The history of Turkmenistan in the Middle Ages begins with the invasion of the Arabs in Central Asia. In the VIII. In the VIII century the Arabs defeated the Sassanid Empire and brought Islam to the territory of Turkmenistan. In 776-783 the population took part in the uprising against the Arabs led by Hurramit Hashim ibn Hakim (Muqanna). In the 9th century the Arab rule in Turkmenistan ended and was revived by the Tahirids and Samanids.
The Ghaznavids, who in the X. Century, ended the rule of the Samanids and began their own era. The Oghuz-Turkmen movement in the XI-XII. Centuries led to the formation of a great empire, which spread from Central Asia to Syria and Palestine and was led by the Seljuk dynasty.
The Seljuk sultans paid great attention to science, art and construction. The most magnificent building of the Seljuk period is undoubtedly the Mausoleum of Sultan Sanjar in Merv, created by the brilliant architect Muhammad ibn Atsiz of Serakhs. The synthesis of the traditions of ancient architectural planning with the rich ornamentation of the Oguz tribes in the Seljuk period produced magnificent architectural creations, most of which have been preserved to this day. They are the invaluable historical and cultural heritage of the Turkmen nation.
In the XII century the Turkmen living on the territory of Turkmenistan fell under the rule of the Khorezmshahs: in 1141 Ala ad-Din plundered Atsyz Merv and in 1193 Ala ad-Din annexed Tekeş finally the territories of Turkmenistan to Khorezm. At that time, the Turkmen who had moved to the West already had their own state association, the Sultanate of Konya, whose territory became the core of the education of the Turkish people.
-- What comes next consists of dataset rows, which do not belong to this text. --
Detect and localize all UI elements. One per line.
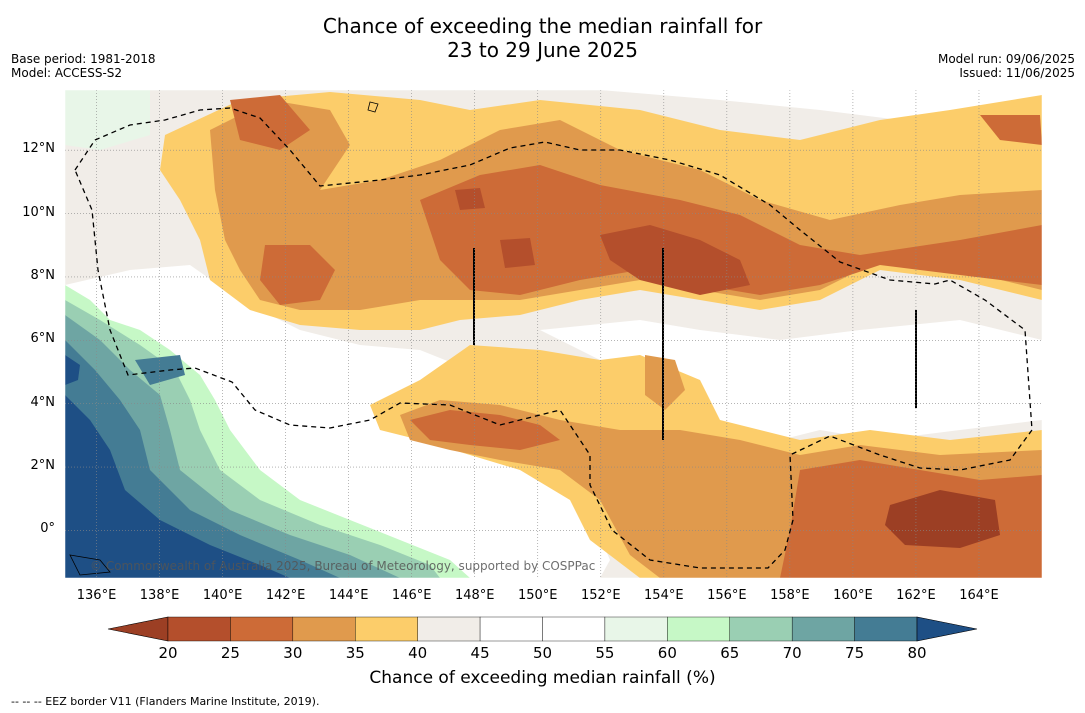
chart-title: Chance of exceeding the median rainfall …	[0, 14, 1085, 62]
lon-label: 136°E	[76, 588, 117, 603]
wet-speck-west	[65, 355, 80, 385]
very-dry-band-north	[420, 165, 1042, 295]
very-dry-patch-2	[260, 245, 335, 305]
eez-border	[74, 107, 1033, 569]
colorbar-tick: 20	[158, 644, 178, 662]
title-line-1: Chance of exceeding the median rainfall …	[322, 14, 763, 38]
lon-label: 154°E	[644, 588, 684, 603]
title-line-2: 23 to 29 June 2025	[447, 38, 638, 62]
colorbar-tick: 35	[345, 644, 365, 662]
colorbar-tick: 30	[283, 644, 303, 662]
lon-label: 162°E	[896, 588, 936, 603]
lon-label: 158°E	[770, 588, 810, 603]
base-period: Base period: 1981-2018	[11, 52, 156, 66]
dry-speck-1	[455, 188, 485, 210]
lat-label: 0°	[40, 521, 55, 537]
lat-label: 12°N	[22, 141, 55, 157]
lon-label: 150°E	[517, 588, 558, 603]
colorbar-tick: 55	[595, 644, 615, 662]
colorbar-segment	[729, 616, 793, 642]
lon-label: 160°E	[833, 588, 873, 603]
colorbar-tick: 80	[907, 644, 927, 662]
wet-patch-west	[135, 355, 185, 385]
copyright-credit: © Commonwealth of Australia 2025, Bureau…	[90, 559, 596, 573]
lon-label: 142°E	[265, 588, 306, 603]
colorbar-tick: 75	[845, 644, 865, 662]
very-dry-patch-ne	[980, 115, 1042, 145]
island-outline-sw	[69, 554, 111, 576]
neutral-zone-north	[600, 90, 1042, 120]
map-fill	[65, 90, 1042, 578]
colorbar-tick: 25	[220, 644, 240, 662]
colorbar-tick: 40	[408, 644, 428, 662]
map-gridlines	[65, 90, 1042, 578]
lon-label: 140°E	[202, 588, 243, 603]
colorbar-segment	[854, 616, 918, 642]
map-frame	[64, 89, 1043, 579]
colorbar-segment	[604, 616, 668, 642]
dry-speck-2	[500, 238, 535, 268]
colorbar-tick: 70	[782, 644, 802, 662]
colorbar-tick: 65	[720, 644, 740, 662]
lat-label: 10°N	[22, 204, 55, 220]
colorbar-segment	[417, 616, 481, 642]
model-info: Base period: 1981-2018 Model: ACCESS-S2	[11, 52, 156, 80]
colorbar-segment	[542, 616, 606, 642]
eez-legend-note: -- -- -- EEZ border V11 (Flanders Marine…	[11, 695, 320, 708]
lat-label: 8°N	[30, 267, 56, 283]
driest-patch-center	[600, 225, 750, 295]
colorbar-tick: 50	[532, 644, 553, 662]
colorbar-extend-high	[916, 616, 978, 642]
colorbar-extend-low	[107, 616, 169, 642]
colorbar-segment	[791, 616, 855, 642]
issued-date: Issued: 11/06/2025	[959, 66, 1075, 80]
run-info: Model run: 09/06/2025 Issued: 11/06/2025	[938, 52, 1075, 80]
lon-label: 146°E	[391, 588, 432, 603]
lat-label: 4°N	[30, 394, 56, 410]
lon-label: 164°E	[959, 588, 999, 603]
colorbar-tick: 60	[657, 644, 677, 662]
colorbar-segment	[292, 616, 356, 642]
island-outline-n	[367, 101, 379, 113]
wet-patch-nw	[65, 90, 150, 150]
very-dry-patch-1	[230, 95, 310, 150]
driest-patch-south	[885, 490, 1000, 548]
lon-label: 148°E	[454, 588, 495, 603]
dry-patch-center	[645, 355, 685, 410]
lon-label: 152°E	[581, 588, 621, 603]
model-run: Model run: 09/06/2025	[937, 52, 1075, 66]
colorbar-tick: 45	[470, 644, 490, 662]
colorbar-segment	[167, 616, 231, 642]
model-name: Model: ACCESS-S2	[11, 66, 123, 80]
lat-label: 6°N	[30, 331, 56, 347]
very-dry-band-4n	[410, 410, 560, 450]
colorbar-title: Chance of exceeding median rainfall (%)	[369, 668, 716, 688]
colorbar-segment	[479, 616, 543, 642]
lon-label: 138°E	[139, 588, 180, 603]
lat-label: 2°N	[30, 458, 56, 474]
colorbar-segment	[230, 616, 294, 642]
lon-label: 144°E	[328, 588, 369, 603]
colorbar-segment	[667, 616, 730, 642]
lon-label: 156°E	[707, 588, 747, 603]
colorbar-segment	[355, 616, 418, 642]
wet-zone-80-plus	[65, 395, 290, 578]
During the rule of Sultan Zhaloliddin Khorezmshah, the Khorezmshahs conquered Iran, Iraq, all of Central Asia and Northern India. Their dynasty began to dominate the great state in the East. They built a civilisation that was superior to their contemporaries in culture, art and architecture.
The Ma’mun Academy in Gurgandja was one of the largest scientific centres at that time. Famous scientists studied at this scientific institute, such as Al-Khorazmiy, Al-Samani, Abu Ali ib Sina (Avicenna), who invented over 700 drugs in the pharmaceutical world history, the great mathematician Abu Rayhan Al-Beruni and others. The strong armies of the Mongols took advantage of the external and internal unrest in Khorezm and launched an attack at the end of 1219.
At the beginning of 1219, the territory of Turkmenistan, which was under the control of Khorezm, was devastated by the Mongol invasion. The cities of Merv and Urgench were turned into ruins. Some sources claim that about one million people were killed by Mongols during this war. Mongolian invasions have greatly changed the economic and cultural life of Turkmenistan and Khorezm. Libraries, dams, mosques and scientific institutions were destroyed, and hundreds and thousands of people were ruthlessly executed.
After the fall of the Mongol Empire due to internal unrest, Amir Timur (Tamerlan) brought the Turkish tribes together and formed a powerful state, restoring stability in Turkestan. This was the golden age of the history of Turkmenistan in the Middle Ages.
After conquering Khorezm and most of Turkmenistan in 1388, Amir Timur (Tamerlan), who extinguished the Golden Horde, extended the territory of his rule northwards. During the Mongol period and the reign of Amir Timur (Tamerlan), many Turkmen tribes such as Teke, Salur, Yamut and Yersaru moved from Turkmenistan to Iran, Iraq, the Caucasus and Turkey. And such tribes as the Turkmen Akkoyunlu (white sheep) and Karakoyunlu (black sheep), who founded states in western and northern Iran and in eastern Anatolia, established a great civilization between the XIII and XVI centuries. According to historical sources, Bairam Khan, who gained a good reputation during his campaign to India, was a native Turkman of the Karakoyunlu.
When the Uzbek Khan Shaibani-khan, who replaced Amir Timur (Tamerlan), was defeated by Shah Ismail in Merv in 1510, Turkmenistan was conquered by Safavids, but the Turkmen who lived in Khorezm and united with the Uzbeks did not allow Safavids to expand in the region for a long time.